Сначала я думал, что нас держат, чтобы пропустить воинский эшелон. Он грузился у соседней платформы — полтора десятка вагонов третьего класса, один штабной и три открытых с танкетками. Унтер-офицеры со вздыбленными от ваты плечами носились вдоль состава, цукая солдат. Прямо на перроне стояла низкая и длинная зеленая машина с флажком на радиаторе; у водителя, обер-ефрейтора, было лицо профессионального лакея. Стоило только видеть, с какой холуйской миной сорвался он с места, чтобы распахнуть дверцу лимузина перед коротышкой в полковничьих погонах!

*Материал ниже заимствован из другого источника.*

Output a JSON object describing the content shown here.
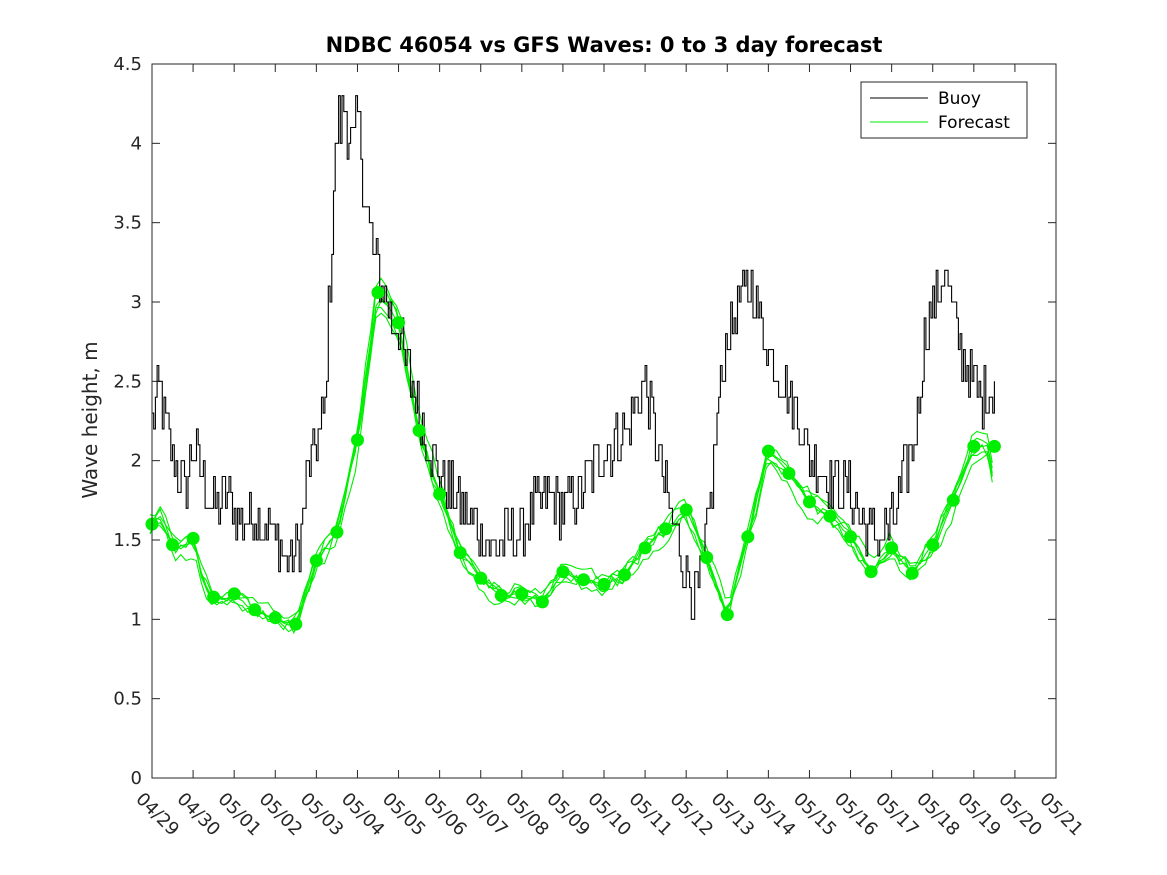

Машина, рявкнув, сорвалась с места, унося коротышку в город, а минуту спустя без гудка, почти бесшумно отчалил от платформы эшелон. Унтер-офицеры стояли на площадках, угрюмые, как памятники самим себе.
После этого прошло полчаса, но экспресс Симплон — Восток продолжает ждать чего-то у закрытого семафора. Стоит ли верить проспектам железнодорожной дирекции, рекламирующей Симплон как самый лучший из поездов, всегда идущий по расписанию?
Итальянка нежно гладит мокрую болонку.
— Не капризничай, Чина; тебе уже давно пора пи-пи...
Усы у итальянки как у д'Артаньяна, но это не мешает ей кокетничать вовсю. Кажется, она не прочь со мной подружиться — до Милана еще так далеко, а в дороге скучно.
В нашем вагоне пустует половина купе. Война. Сейчас по Европе путешествуют только те, кого гонит в дорогу необходимость. Я тоже, честно говоря, охотнее сидел бы дома или в своей конторе на улице Графа Игнатиева. В такую погоду Мария сварила бы мне крепкого кофе, и я пил бы его из крохотной чашечки — горький, густой, взбадривающий каждый нерв. Кофе с сахаром я не пью.
— Ну же, Чина, делай пи-пи!
Я вздрагиваю и смотрю на итальянку. Она озабочена. Болонка крутится возле моей ноги, прилаживаясь намочить мне на ботинок. Строю милую улыбку и отодвигаюсь. И снова вздрагиваю, ибо черный раструб перронного репродуктора внезапно обретает дар речи. Слова хрустят, как жесть.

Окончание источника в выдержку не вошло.